Ein paar Jahre später stellte sich laut Tobias heraus, dass es sogar der bisher größte Song seiner Karriere werden würde.

„Das hat in der Welt der Labels viele Köpfe verdreht, denn sie mussten sich etwas eingestehen und gaben zu: ‚Oh, Scheiße! Das wussten wir nicht.’ Und was es mir sagte, war: Sie haben keinen Plan. Ich habe auch keinen Plan, also werde ich dem nicht nachjagen. Ich werde Songs schreiben. Ich werde sogar die besten Songs schreiben, die ich je schreiben kann, und wir werden sehen, was damit passiert - denn es gibt keine klare Möglichkeit, genau zu sagen, wie es zu einem Song wird, der vom Standpunkt eines Hits aus gesehen etwas wert ist. Und ich habe das Gefühl, dass das gar nicht mal so schlecht ist, weil ich sowieso in einer guten Position bin. Denn ich kann eine Platte mit Songs machen, die vielleicht zu hart sind, oder vielleicht zu viel von diesem, oder zu wenig von jenem, oder die auch einfach thematisch zusammenpassen. Wenn es ein Hit ist, wird es sich schon zeigen. Es wird sich materialisieren. Wenn es kein Hit ist, ist das auch in Ordnung. Wir können dann ja auch die anderen Hits spielen. Wir sind ‚gesegnet‘, ich sage das in Ermangelung eines besseren, passenderen Wortes, dass wir auf Tournee gehen können.

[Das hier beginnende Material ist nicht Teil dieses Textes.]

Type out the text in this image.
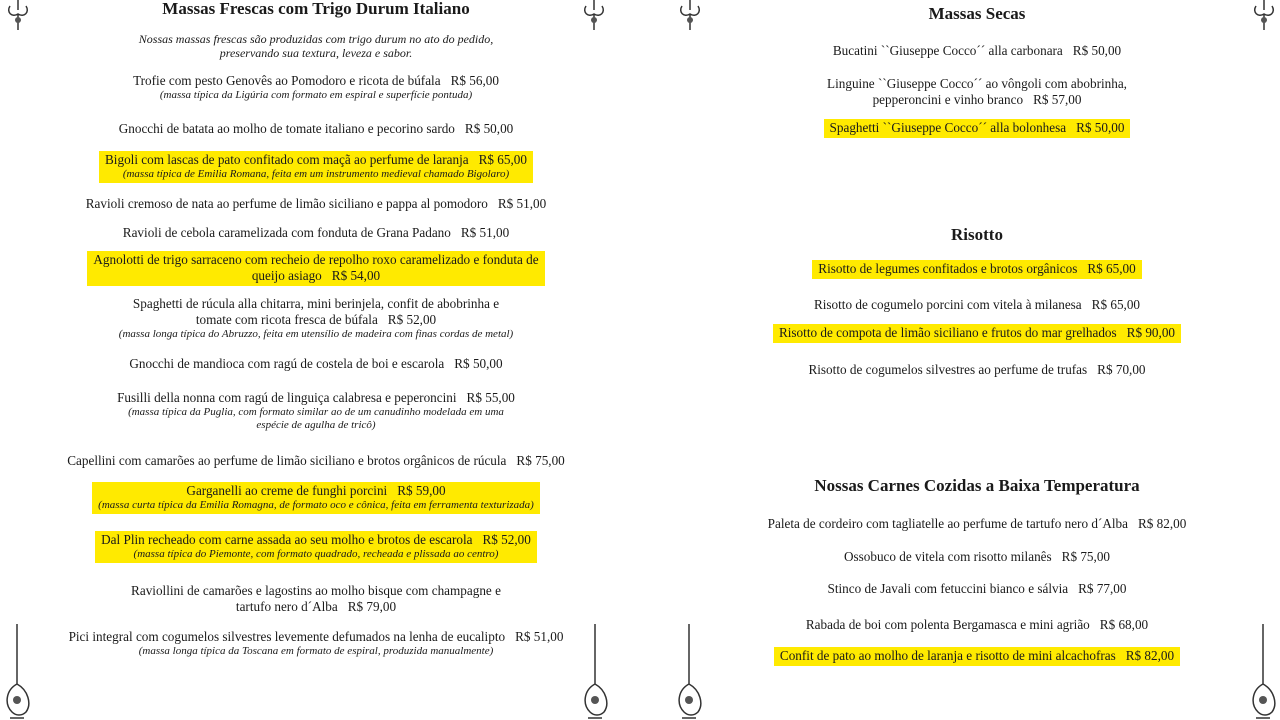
Massas Frescas com Trigo Durum Italiano
Nossas massas frescas são produzidas com trigo durum no ato do pedido,
preservando sua textura, leveza e sabor.
Trofie com pesto Genovês ao Pomodoro e ricota de búfala R$ 56,00
(massa típica da Ligúria com formato em espiral e superfície pontuda)
Gnocchi de batata ao molho de tomate italiano e pecorino sardo R$ 50,00
Bigoli com lascas de pato confitado com maçã ao perfume de laranja R$ 65,00
(massa típica de Emilia Romana, feita em um instrumento medieval chamado Bigolaro)
Ravioli cremoso de nata ao perfume de limão siciliano e pappa al pomodoro R$ 51,00
Ravioli de cebola caramelizada com fonduta de Grana Padano R$ 51,00
Agnolotti de trigo sarraceno com recheio de repolho roxo caramelizado e fonduta de
queijo asiago R$ 54,00
Spaghetti de rúcula alla chitarra, mini berinjela, confit de abobrinha e
tomate com ricota fresca de búfala R$ 52,00
(massa longa típica do Abruzzo, feita em utensílio de madeira com finas cordas de metal)
Gnocchi de mandioca com ragú de costela de boi e escarola R$ 50,00
Fusilli della nonna com ragú de linguiça calabresa e peperoncini R$ 55,00
(massa típica da Puglia, com formato similar ao de um canudinho modelada em uma
espécie de agulha de tricô)
Capellini com camarões ao perfume de limão siciliano e brotos orgânicos de rúcula R$ 75,00
Garganelli ao creme de funghi porcini R$ 59,00
(massa curta típica da Emilia Romagna, de formato oco e cônica, feita em ferramenta texturizada)
Dal Plin recheado com carne assada ao seu molho e brotos de escarola R$ 52,00
(massa típica do Piemonte, com formato quadrado, recheada e plissada ao centro)
Raviollini de camarões e lagostins ao molho bisque com champagne e
tartufo nero d´Alba R$ 79,00
Pici integral com cogumelos silvestres levemente defumados na lenha de eucalipto R$ 51,00
(massa longa típica da Toscana em formato de espiral, produzida manualmente)
Massas Secas
Bucatini ``Giuseppe Cocco´´ alla carbonara R$ 50,00
Linguine ``Giuseppe Cocco´´ ao vôngoli com abobrinha,
pepperoncini e vinho branco R$ 57,00
Spaghetti ``Giuseppe Cocco´´ alla bolonhesa R$ 50,00
Risotto
Risotto de legumes confitados e brotos orgânicos R$ 65,00
Risotto de cogumelo porcini com vitela à milanesa R$ 65,00
Risotto de compota de limão siciliano e frutos do mar grelhados R$ 90,00
Risotto de cogumelos silvestres ao perfume de trufas R$ 70,00
Nossas Carnes Cozidas a Baixa Temperatura
Paleta de cordeiro com tagliatelle ao perfume de tartufo nero d´Alba R$ 82,00
Ossobuco de vitela com risotto milanês R$ 75,00
Stinco de Javali com fetuccini bianco e sálvia R$ 77,00
Rabada de boi com polenta Bergamasca e mini agrião R$ 68,00
Confit de pato ao molho de laranja e risotto de mini alcachofras R$ 82,00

Und wir haben eine Menge Fans - und wir haben sowieso eine Menge Unterstützung. Und genau das hat mich ein wenig von dem Stress befreit, weil ich nicht noch einem großen Hit hinterher jagen werde.“


Darauf angesprochen, dass „Skeletá“ insgesamt nicht nur härter, sondern auch düsterer bis dunkler daherkommt, wirft sich Papas Stirn zunächst in fein konturierte Falten.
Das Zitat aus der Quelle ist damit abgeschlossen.